Of the laundry list, redemptions are probably the most pernicious, because they could shoot good hedge funds as well as ailing ones. Institutional investors in hedge funds are facing pressures from their own constituencies to hang on to more cash – a vicious new twist. Losses, meanwhile, will kill performance fees. That need not sink hedge funds, assuming they were not using those fees to cover run of the mill expenses. But they encourage funds to liquidate, since managers may figure the long haul back to their high-water marks (the fund’s previous high, which it has to reclaim before it can charge performance fees) is too painful.

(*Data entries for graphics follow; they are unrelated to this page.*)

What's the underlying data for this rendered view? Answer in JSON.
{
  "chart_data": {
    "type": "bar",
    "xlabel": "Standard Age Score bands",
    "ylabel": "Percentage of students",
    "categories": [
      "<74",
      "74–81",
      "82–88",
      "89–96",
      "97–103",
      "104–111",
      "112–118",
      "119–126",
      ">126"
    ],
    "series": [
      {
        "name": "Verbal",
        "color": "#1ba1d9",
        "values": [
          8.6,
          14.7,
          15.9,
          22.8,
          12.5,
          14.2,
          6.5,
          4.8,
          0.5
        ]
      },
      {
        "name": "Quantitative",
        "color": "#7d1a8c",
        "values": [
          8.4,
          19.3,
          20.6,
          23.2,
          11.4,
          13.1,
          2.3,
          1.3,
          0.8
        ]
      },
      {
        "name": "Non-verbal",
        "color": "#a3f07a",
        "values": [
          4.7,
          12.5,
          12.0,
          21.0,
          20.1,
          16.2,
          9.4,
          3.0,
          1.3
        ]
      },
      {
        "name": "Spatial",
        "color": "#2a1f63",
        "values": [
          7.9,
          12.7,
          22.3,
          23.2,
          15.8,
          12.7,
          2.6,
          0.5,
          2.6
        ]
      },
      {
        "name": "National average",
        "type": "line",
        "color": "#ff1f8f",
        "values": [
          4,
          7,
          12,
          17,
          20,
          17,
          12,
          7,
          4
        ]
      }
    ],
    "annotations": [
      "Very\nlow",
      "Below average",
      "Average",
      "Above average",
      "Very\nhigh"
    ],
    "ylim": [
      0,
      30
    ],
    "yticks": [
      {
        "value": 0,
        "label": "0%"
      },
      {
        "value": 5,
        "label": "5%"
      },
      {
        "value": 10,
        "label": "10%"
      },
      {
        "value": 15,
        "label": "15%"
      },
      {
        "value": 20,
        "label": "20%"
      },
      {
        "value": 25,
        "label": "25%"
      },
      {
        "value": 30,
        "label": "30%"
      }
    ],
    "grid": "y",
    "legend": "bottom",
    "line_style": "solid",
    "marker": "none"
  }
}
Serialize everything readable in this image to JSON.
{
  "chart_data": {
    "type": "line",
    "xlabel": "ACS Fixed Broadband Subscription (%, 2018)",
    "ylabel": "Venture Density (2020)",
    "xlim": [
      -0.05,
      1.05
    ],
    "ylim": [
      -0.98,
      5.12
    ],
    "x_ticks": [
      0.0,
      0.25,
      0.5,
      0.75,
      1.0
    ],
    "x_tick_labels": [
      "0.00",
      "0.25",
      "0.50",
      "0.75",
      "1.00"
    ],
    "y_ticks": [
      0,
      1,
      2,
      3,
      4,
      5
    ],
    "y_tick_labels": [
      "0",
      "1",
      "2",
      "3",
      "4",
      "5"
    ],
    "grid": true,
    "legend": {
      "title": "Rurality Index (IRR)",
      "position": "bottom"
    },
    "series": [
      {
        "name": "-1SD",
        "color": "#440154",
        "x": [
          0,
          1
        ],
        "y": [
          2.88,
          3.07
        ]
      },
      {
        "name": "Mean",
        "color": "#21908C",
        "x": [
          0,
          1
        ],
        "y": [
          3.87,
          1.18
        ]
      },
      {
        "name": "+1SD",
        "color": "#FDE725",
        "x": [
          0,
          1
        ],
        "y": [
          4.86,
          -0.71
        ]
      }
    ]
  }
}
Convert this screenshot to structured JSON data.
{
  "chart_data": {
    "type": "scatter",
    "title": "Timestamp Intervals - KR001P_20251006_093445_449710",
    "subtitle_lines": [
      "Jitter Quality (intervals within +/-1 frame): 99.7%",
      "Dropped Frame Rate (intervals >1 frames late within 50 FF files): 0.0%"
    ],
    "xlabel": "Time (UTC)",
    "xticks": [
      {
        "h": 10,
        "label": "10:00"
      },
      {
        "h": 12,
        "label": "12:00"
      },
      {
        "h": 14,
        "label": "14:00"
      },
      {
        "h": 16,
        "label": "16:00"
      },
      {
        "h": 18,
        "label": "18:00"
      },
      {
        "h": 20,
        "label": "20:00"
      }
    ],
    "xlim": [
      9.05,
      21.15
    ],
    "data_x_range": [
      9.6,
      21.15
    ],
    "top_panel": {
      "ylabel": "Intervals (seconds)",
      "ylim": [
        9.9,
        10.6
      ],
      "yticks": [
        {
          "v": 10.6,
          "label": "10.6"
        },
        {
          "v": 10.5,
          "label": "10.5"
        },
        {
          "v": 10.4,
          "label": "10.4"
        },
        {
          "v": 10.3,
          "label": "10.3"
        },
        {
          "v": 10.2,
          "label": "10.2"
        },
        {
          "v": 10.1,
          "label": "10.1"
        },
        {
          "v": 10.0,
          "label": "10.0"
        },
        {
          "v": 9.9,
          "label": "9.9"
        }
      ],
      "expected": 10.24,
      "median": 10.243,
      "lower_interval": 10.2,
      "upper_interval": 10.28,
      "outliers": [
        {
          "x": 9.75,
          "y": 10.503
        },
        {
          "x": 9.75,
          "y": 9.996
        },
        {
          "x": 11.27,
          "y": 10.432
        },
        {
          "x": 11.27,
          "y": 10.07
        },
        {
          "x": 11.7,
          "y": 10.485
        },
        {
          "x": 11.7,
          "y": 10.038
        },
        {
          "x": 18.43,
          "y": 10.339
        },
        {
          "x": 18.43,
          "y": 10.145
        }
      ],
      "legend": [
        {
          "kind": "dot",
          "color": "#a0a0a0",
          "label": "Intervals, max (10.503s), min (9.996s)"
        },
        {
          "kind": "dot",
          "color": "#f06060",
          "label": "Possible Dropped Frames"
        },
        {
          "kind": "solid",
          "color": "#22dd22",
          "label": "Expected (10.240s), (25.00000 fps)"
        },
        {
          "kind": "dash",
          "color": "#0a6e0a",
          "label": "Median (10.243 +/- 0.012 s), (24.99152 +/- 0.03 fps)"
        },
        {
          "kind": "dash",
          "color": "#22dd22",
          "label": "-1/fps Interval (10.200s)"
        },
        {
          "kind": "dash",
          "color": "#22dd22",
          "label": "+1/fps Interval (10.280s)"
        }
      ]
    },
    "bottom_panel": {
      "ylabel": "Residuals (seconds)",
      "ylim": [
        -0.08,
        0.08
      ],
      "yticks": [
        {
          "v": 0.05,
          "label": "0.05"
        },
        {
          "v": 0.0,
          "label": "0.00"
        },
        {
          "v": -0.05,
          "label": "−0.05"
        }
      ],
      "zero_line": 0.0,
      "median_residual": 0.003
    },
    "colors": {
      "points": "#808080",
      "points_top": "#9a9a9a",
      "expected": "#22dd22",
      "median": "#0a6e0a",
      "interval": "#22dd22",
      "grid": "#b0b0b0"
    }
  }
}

Compared with these horrors, the regulatory clamp-down on shorting financial stocks and the Lehman debacle are small beer. Big users of shorting, such as quant funds, can shift to shorting other sectors. And it is hard to see the potential for writedowns on collateral parked with Lehman amounting to more than 1 per cent or so of total industry net asset values. For this relief, much thanks.
The Lehman Brothers bankruptcy was like a silent underwater depth charge exploding in a sea of hedge fud companies. Judging from the FT account above and from the volatility in global markets, it is only a matter of time before the dead bodies start floating to the surface.